Hallyday channels the quiet, festering unease of Eastwood and Nero while dressed like a million bucks.  With impressive precision, the brim of his black hat cuts like a dark, thin blade. Naturally, we don’t know much about his character, but we do know that this is apropos.  As an actor Hallyday, with his blonde mop and piercing eyes, breaks no ground nor leaves any mark upon the subgenre.  He is, however, completely serviceable in his role as the vengeance-seeking Hud Dixon.   By the end, the town of Blackstone- already financially ravaged by a crooked banker played by Françoise Fabian- will be striped and smoldering in the bloody aftermath.
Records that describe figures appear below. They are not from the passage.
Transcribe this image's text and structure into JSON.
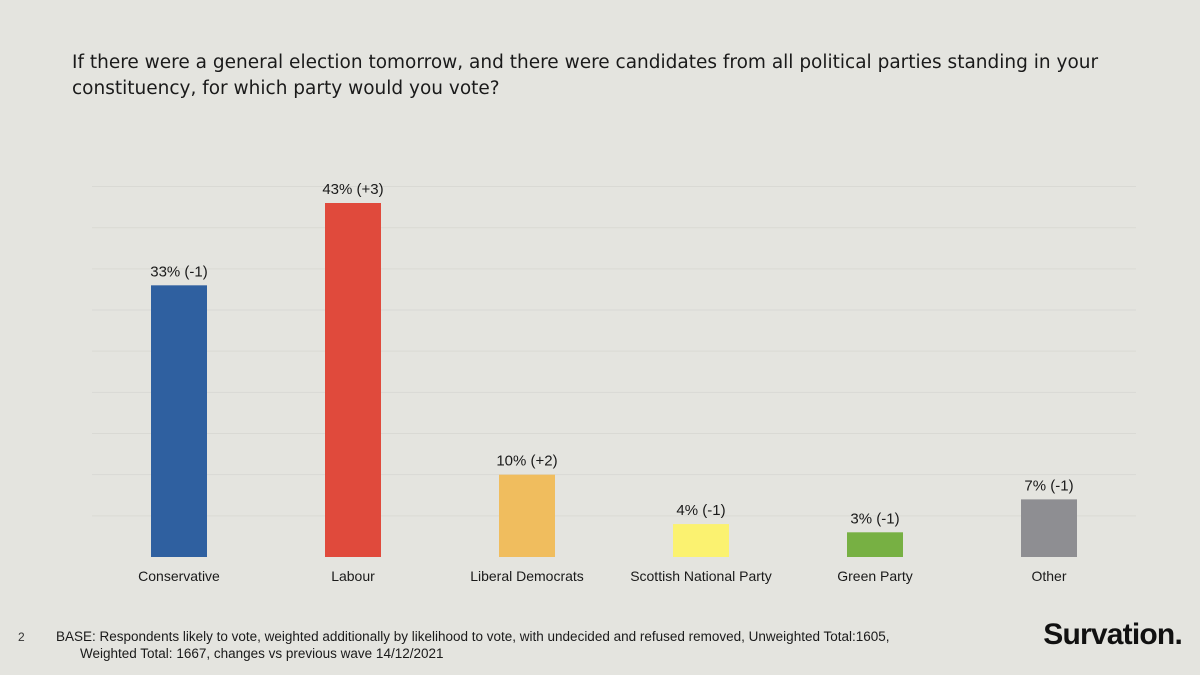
{
  "title": "If there were a general election tomorrow, and there were candidates from all political parties standing in your constituency, for which party would you vote?",
  "page_number": "2",
  "base_note": {
    "line1": "BASE: Respondents likely to vote, weighted additionally by likelihood to vote, with undecided and refused removed, Unweighted Total:1605,",
    "line2": "Weighted Total: 1667, changes vs previous wave 14/12/2021"
  },
  "logo_text": "Survation.",
  "chart_data": {
    "type": "bar",
    "title": "If there were a general election tomorrow, and there were candidates from all political parties standing in your constituency, for which party would you vote?",
    "xlabel": "",
    "ylabel": "",
    "ylim": [
      0,
      45
    ],
    "grid": true,
    "categories": [
      "Conservative",
      "Labour",
      "Liberal Democrats",
      "Scottish National Party",
      "Green Party",
      "Other"
    ],
    "values": [
      33,
      43,
      10,
      4,
      3,
      7
    ],
    "data_labels": [
      "33% (-1)",
      "43% (+3)",
      "10% (+2)",
      "4% (-1)",
      "3% (-1)",
      "7% (-1)"
    ],
    "colors": [
      "#2f60a0",
      "#e04a3c",
      "#f0bd5e",
      "#fbf270",
      "#77b043",
      "#8e8e92"
    ]
  }
}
KL Studio Classics presents The Specialists in a new 4K restoration which does absolute justice to Corbucci’s vision.  The disc includes both French and Italian audio tracks, as well as the aforementioned audio commentary by Alex Cox (Straight to HellHighway Patrolman).  Cox, per his typical approach, serenades listeners with his soothing delivery but blindsides with his intermittent knowledge bombs.  Having spent time in the trenches of dusty Western filmmaking himself as well as having authored a book about Italian Westerns, he can always be counted on for a uniquely informed perspective.  The Blu-ray is something that any appreciator of the subset ought to have.

Though Hallyday headlines, The Specialists is, without question, Sergio Corbucci’s show.  There’s a frigid brutality to it, but more so, an unsettled darkness; something informed by both the sins of the settlers and the unforgiving natural world which surrounds them.